A: Yes. I called him Mr. Aaron. What was I supposed to do, call him Hank? We talked about what Milwaukee was like in the 1950s, what the Braves were like. We talked about his relationships with Eddie Mathews and Warren Spahn. We went through some of the big moments and big at-bats. It was a really productive interview and I think it shows in the book. He made his lineup better -- and he made my book better. And I didn't even have to pitch to him. (I would have walked him.)
Q: Did the Milwaukee Braves really "change" baseball?
A: Yes. Ask Los Angeles, San Francisco, Texas, Oakland, Arizona, Seattle, Kansas City, Minnesota, San Diego, Miami, Toronto, Tampa. The Milwaukee Braves proved the expansion model we know today worked: new markets, new ballparks, new fans, new TV deals. But when owner Lou Perini moved the Braves from Boston to Milwaukee in 1953, he was laughed at. Mr. Perini was vastly ahead of his time, easily by 25 or 30 years, and for this reason his vision and his team changed the game, and he belongs in the Hall of Fame. I know some of the fans in Milwaukee are still mad about the move to Atlanta, but the Brewers are there because the Braves were there first.

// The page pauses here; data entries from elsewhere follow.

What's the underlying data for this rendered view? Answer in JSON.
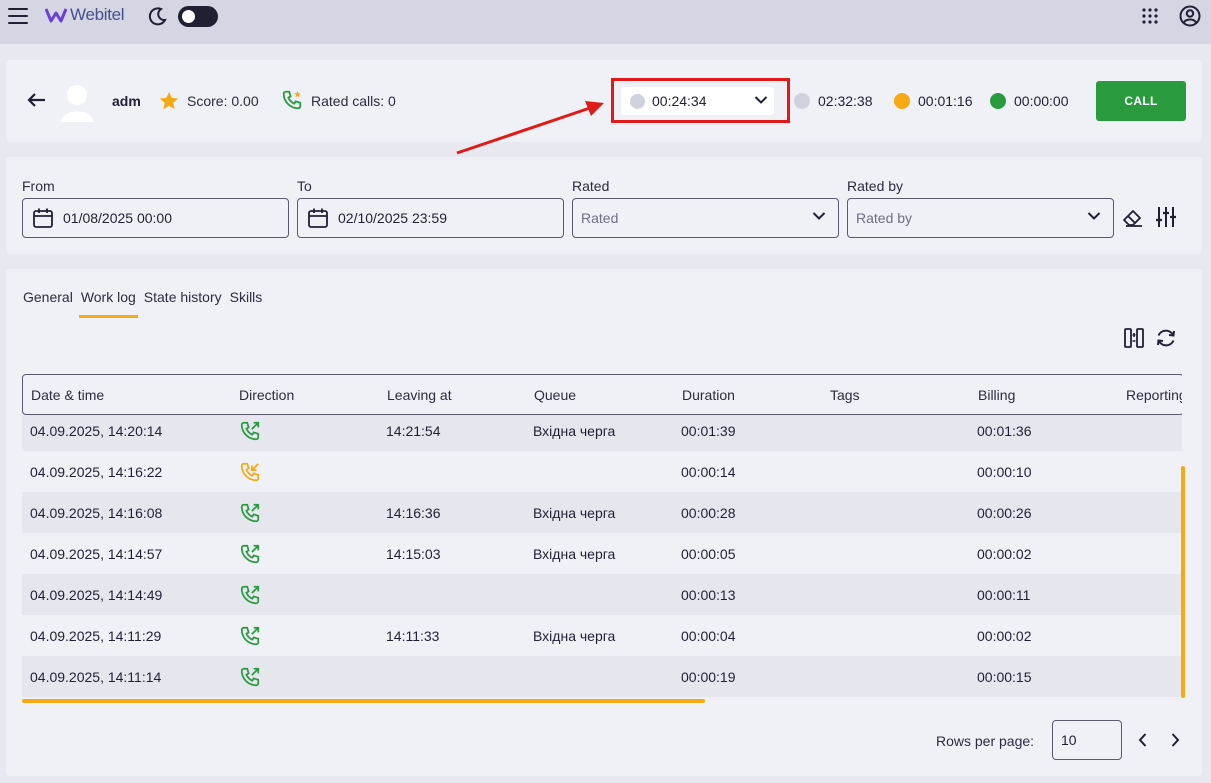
{
  "header": {
    "brand": "Webitel",
    "icons": [
      "menu-icon",
      "moon-icon",
      "theme-toggle",
      "apps-grid-icon",
      "profile-icon"
    ]
  },
  "agent": {
    "name": "adm",
    "score": "Score: 0.00",
    "rated_calls": "Rated calls: 0",
    "status_value": "00:24:34",
    "stats": [
      {
        "value": "02:32:38",
        "color": "#cfd1dc"
      },
      {
        "value": "00:01:16",
        "color": "#f7a913"
      },
      {
        "value": "00:00:00",
        "color": "#2a9a3f"
      }
    ],
    "call_label": "CALL"
  },
  "filters": {
    "from_label": "From",
    "from_value": "01/08/2025 00:00",
    "to_label": "To",
    "to_value": "02/10/2025 23:59",
    "rated_label": "Rated",
    "rated_placeholder": "Rated",
    "rated_by_label": "Rated by",
    "rated_by_placeholder": "Rated by"
  },
  "tabs": [
    "General",
    "Work log",
    "State history",
    "Skills"
  ],
  "active_tab": "Work log",
  "table": {
    "columns": [
      "Date & time",
      "Direction",
      "Leaving at",
      "Queue",
      "Duration",
      "Tags",
      "Billing",
      "Reporting"
    ],
    "rows": [
      {
        "datetime": "04.09.2025, 14:20:14",
        "direction": "outbound",
        "leaving_at": "14:21:54",
        "queue": "Вхідна черга",
        "duration": "00:01:39",
        "tags": "",
        "billing": "00:01:36"
      },
      {
        "datetime": "04.09.2025, 14:16:22",
        "direction": "missed",
        "leaving_at": "",
        "queue": "",
        "duration": "00:00:14",
        "tags": "",
        "billing": "00:00:10"
      },
      {
        "datetime": "04.09.2025, 14:16:08",
        "direction": "outbound",
        "leaving_at": "14:16:36",
        "queue": "Вхідна черга",
        "duration": "00:00:28",
        "tags": "",
        "billing": "00:00:26"
      },
      {
        "datetime": "04.09.2025, 14:14:57",
        "direction": "outbound",
        "leaving_at": "14:15:03",
        "queue": "Вхідна черга",
        "duration": "00:00:05",
        "tags": "",
        "billing": "00:00:02"
      },
      {
        "datetime": "04.09.2025, 14:14:49",
        "direction": "outbound",
        "leaving_at": "",
        "queue": "",
        "duration": "00:00:13",
        "tags": "",
        "billing": "00:00:11"
      },
      {
        "datetime": "04.09.2025, 14:11:29",
        "direction": "outbound",
        "leaving_at": "14:11:33",
        "queue": "Вхідна черга",
        "duration": "00:00:04",
        "tags": "",
        "billing": "00:00:02"
      },
      {
        "datetime": "04.09.2025, 14:11:14",
        "direction": "outbound",
        "leaving_at": "",
        "queue": "",
        "duration": "00:00:19",
        "tags": "",
        "billing": "00:00:15"
      }
    ]
  },
  "pagination": {
    "rows_per_page_label": "Rows per page:",
    "rows_per_page_value": "10"
  },
  "colors": {
    "accent": "#f7a913",
    "call_green": "#2a9a3f",
    "highlight_red": "#e01919"
  }
}
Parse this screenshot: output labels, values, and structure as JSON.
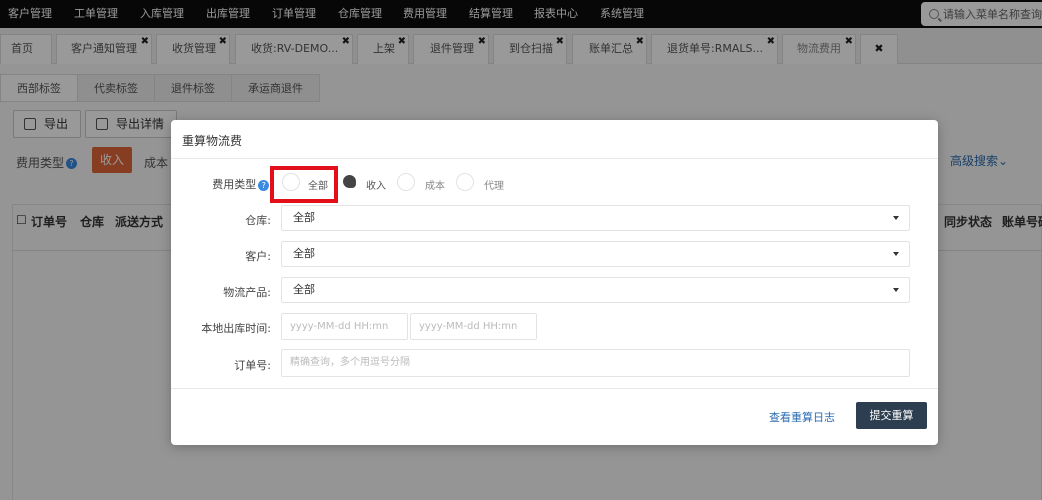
{
  "topnav": {
    "items": [
      "客户管理",
      "工单管理",
      "入库管理",
      "出库管理",
      "订单管理",
      "仓库管理",
      "费用管理",
      "结算管理",
      "报表中心",
      "系统管理"
    ],
    "search_placeholder": "请输入菜单名称查询"
  },
  "tabs": [
    {
      "label": "首页"
    },
    {
      "label": "客户通知管理"
    },
    {
      "label": "收货管理"
    },
    {
      "label": "收货:RV-DEMO..."
    },
    {
      "label": "上架"
    },
    {
      "label": "退件管理"
    },
    {
      "label": "到仓扫描"
    },
    {
      "label": "账单汇总"
    },
    {
      "label": "退货单号:RMALS..."
    },
    {
      "label": "物流费用"
    }
  ],
  "page": {
    "subtabs": [
      "西部标签",
      "代卖标签",
      "退件标签",
      "承运商退件"
    ],
    "toolbar": {
      "export": "导出",
      "export_detail": "导出详情"
    },
    "fee_type_label": "费用类型",
    "chip_income": "收入",
    "chip_cost": "成本",
    "advanced_search": "高级搜索",
    "columns": {
      "order_no": "订单号",
      "warehouse": "仓库",
      "delivery": "派送方式",
      "sync": "同步状态",
      "bill": "账单号码"
    }
  },
  "modal": {
    "title": "重算物流费",
    "fee_type": {
      "label": "费用类型",
      "options": [
        {
          "label": "全部",
          "checked": false
        },
        {
          "label": "收入",
          "checked": true
        },
        {
          "label": "成本",
          "checked": false
        },
        {
          "label": "代理",
          "checked": false
        }
      ]
    },
    "warehouse": {
      "label": "仓库:",
      "value": "全部"
    },
    "customer": {
      "label": "客户:",
      "value": "全部"
    },
    "product": {
      "label": "物流产品:",
      "value": "全部"
    },
    "time": {
      "label": "本地出库时间:",
      "start_placeholder": "yyyy-MM-dd HH:mn",
      "end_placeholder": "yyyy-MM-dd HH:mn"
    },
    "order": {
      "label": "订单号:",
      "placeholder": "精确查询，多个用逗号分隔"
    },
    "view_log": "查看重算日志",
    "submit": "提交重算"
  }
}
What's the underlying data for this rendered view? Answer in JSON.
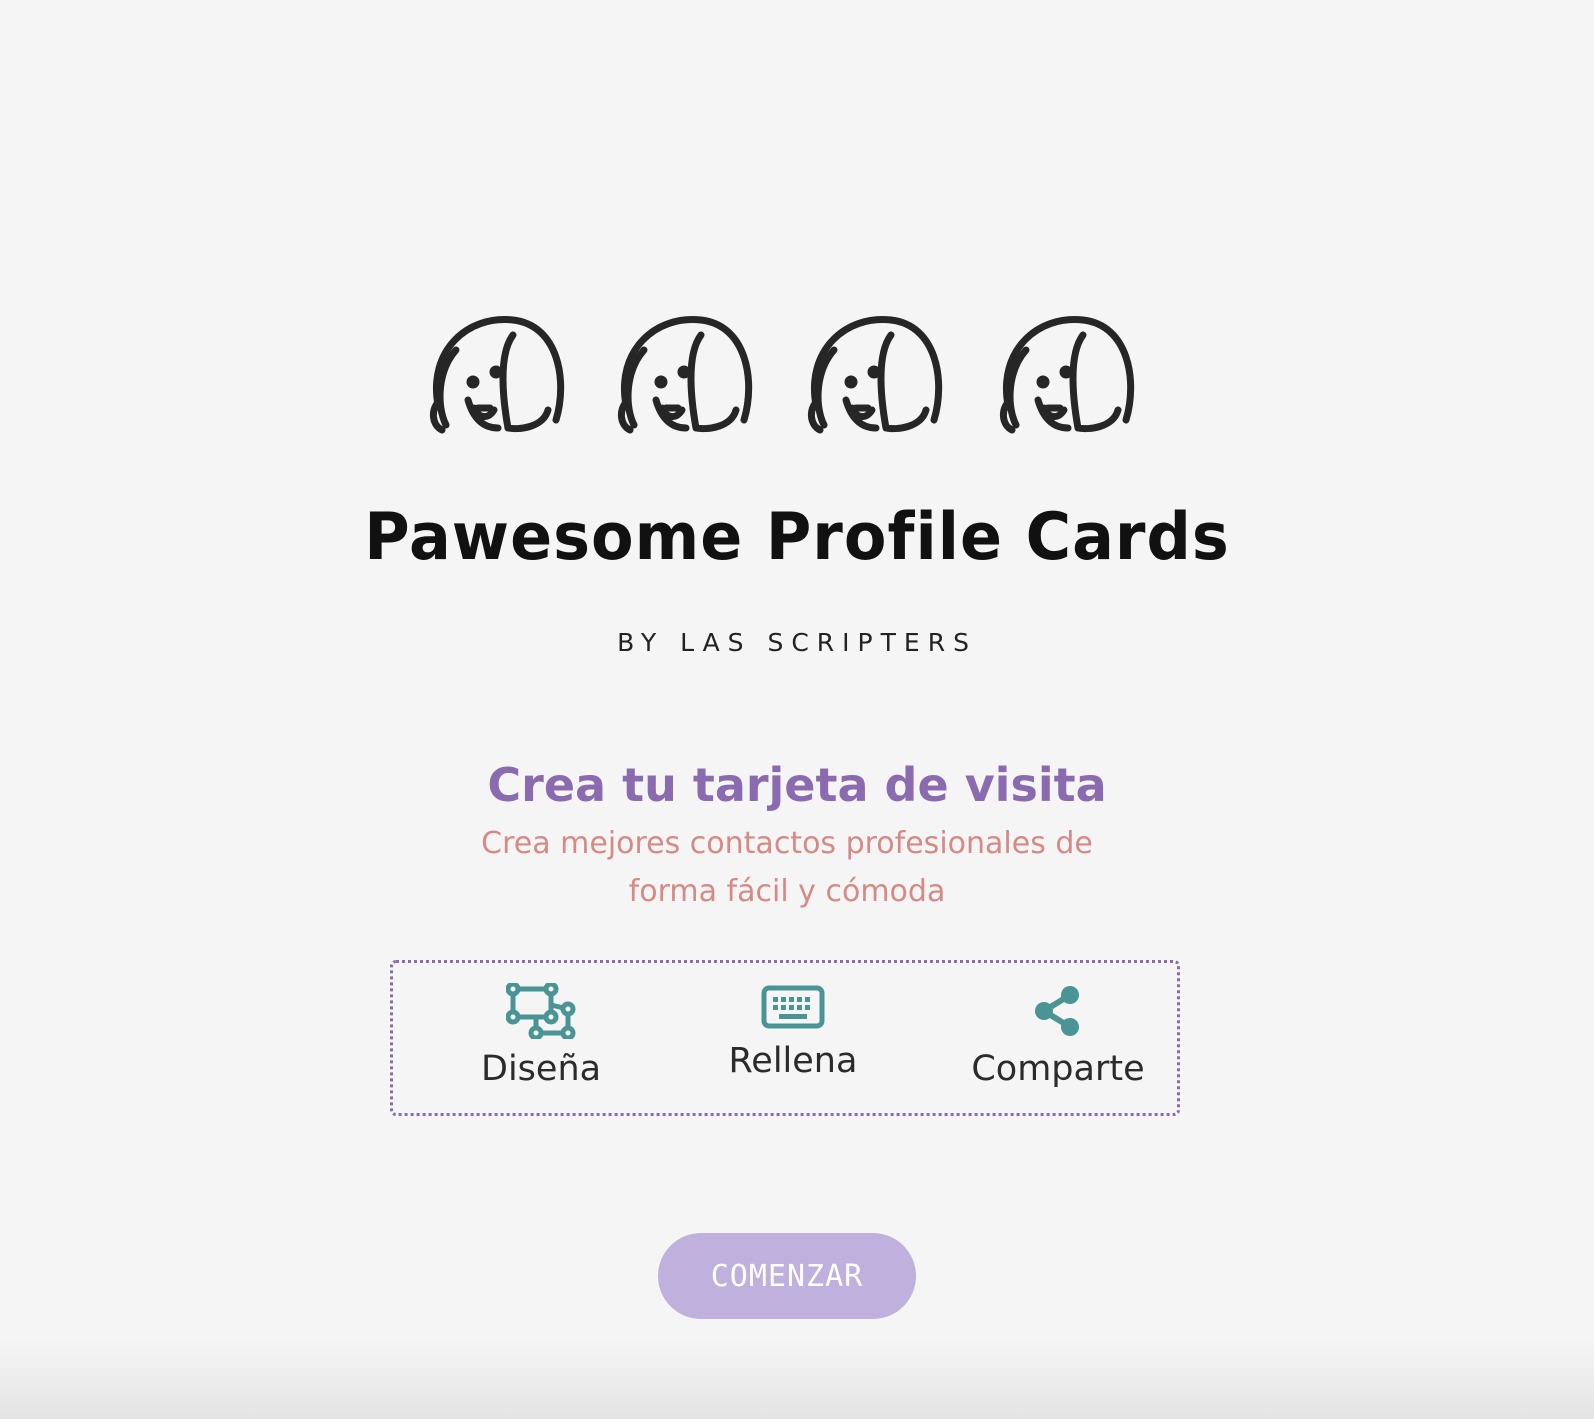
{
  "logo": {
    "title": "Pawesome Profile Cards",
    "byline": "BY LAS SCRIPTERS",
    "icons": [
      "dog-face-icon",
      "dog-face-icon",
      "dog-face-icon",
      "dog-face-icon"
    ]
  },
  "hero": {
    "headline": "Crea tu tarjeta de visita",
    "subhead": "Crea mejores contactos profesionales de forma fácil y cómoda"
  },
  "steps": [
    {
      "label": "Diseña",
      "icon": "design-shapes-icon"
    },
    {
      "label": "Rellena",
      "icon": "keyboard-icon"
    },
    {
      "label": "Comparte",
      "icon": "share-icon"
    }
  ],
  "cta": {
    "label": "COMENZAR"
  },
  "colors": {
    "background": "#f5f5f5",
    "headline": "#8a6bb0",
    "subhead": "#d68a86",
    "icon": "#4a9496",
    "button": "#bfb0dd",
    "border": "#8a6bb0"
  }
}
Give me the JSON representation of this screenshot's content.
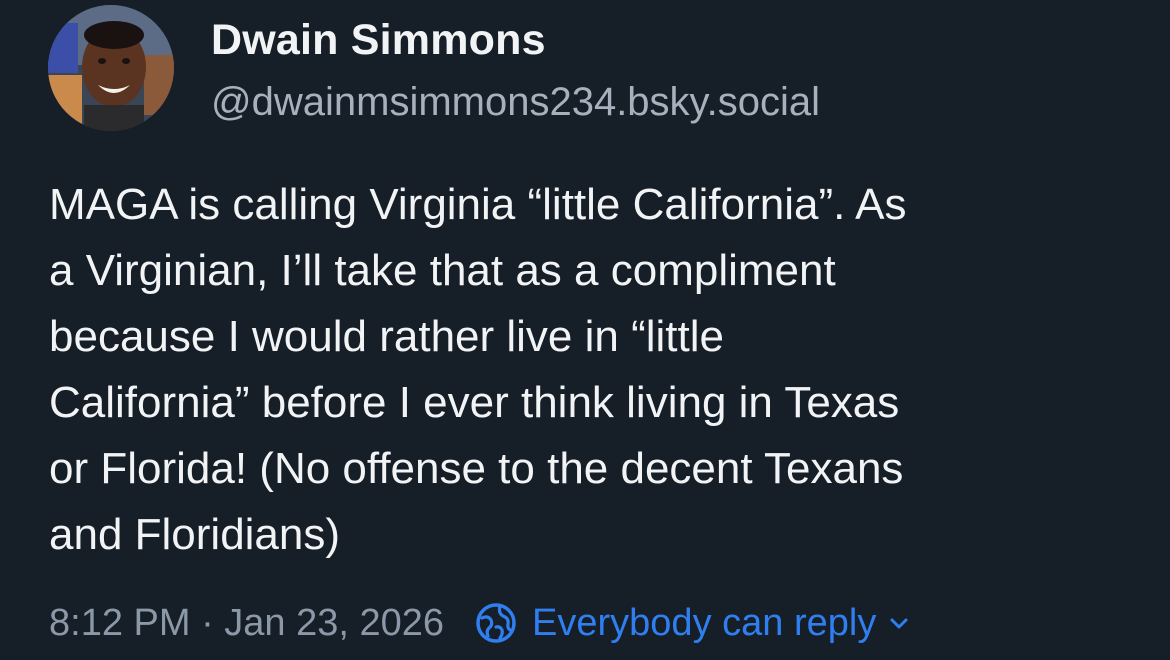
{
  "post": {
    "author": {
      "display_name": "Dwain Simmons",
      "handle": "@dwainmsimmons234.bsky.social"
    },
    "text": "MAGA is calling Virginia “little California”. As\na Virginian, I’ll take that as a compliment\nbecause I would rather live in “little\nCalifornia” before I ever think living in Texas\nor Florida! (No offense to the decent Texans\nand Floridians)",
    "timestamp": "8:12 PM · Jan 23, 2026",
    "reply_setting": {
      "label": "Everybody can reply",
      "icon": "globe-icon",
      "dropdown_icon": "chevron-down-icon"
    }
  },
  "colors": {
    "background": "#161e27",
    "primary_text": "#f1f3f5",
    "secondary_text": "#8b98a7",
    "accent": "#2f7ff0"
  }
}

Q: Did the ballplayers really talk like this, drink like this, fight like this, or are you making this stuff up?
A: Nope. I wrote them the way they were, because Milwaukee loved them for who they were. It is an honest book. This is how ballplayers think, talk and act. I've been around them my entire career. My goal was to put the fan not in the stands -- but in the dugout or on the field.
Q: Why didn't anyone do this story before you?
A: Because after the Braves finally got over the hump in 1957, they blew it in 1958. For the Yankees to admit that they won in 1958 would mean they would have to explain what Casey Stengel was thinking when he opened his mouth in 1957. And that just ain't the Yankee way.
Q: Why do John Klima's baseball books sound so much different than many other baseball authors?
A: Because I've been in the game for a long time. I've seen it from the inside out, from top to bottom. If you want baseball literature written the way people who populate the game are, I'm your guy. I came up as a sportswriter, but I don't write like one at all. I don't use standard jargon. I don't write like every word is profound. I don't rely on strained analogies or pop culture references that have nothing to do with the subject. I also possess a far greater base of historical knowledge because I read a great deal of old material. I have many different influences that help my baseball writing, and as a result, I think my facility with language and ability to out-research others really helps the book "play up" as the scouts might say.
Q: Who else did you talk to for this book?
A: In addition to Mr. Aaron, there was Bob Uecker, Del Crandall, Red Schoendienst, Frank Torre, Johnny Logan and the families of Lou Perini and sportswriter Lou Chapman.
Q: If you were scouting Henry Aaron in 1952, what would your report say?
A: I'd hope that I got him right, then put my job on the line to say: "Best hitter I've ever seen. Easy, loose, explosive hands generate plus, plus raw power with bat control. Middle of the order hitter in the National League. Hits off front foot -- keeps hands back -- ferocious bat speed with uppercut. Naturally aggressive hitter. Rangy-bodied outfielder with physical projection and good actions. Not an infielder. Arm for RF, runs enough for CF. Should be above-average defender in best years. The rare complete package."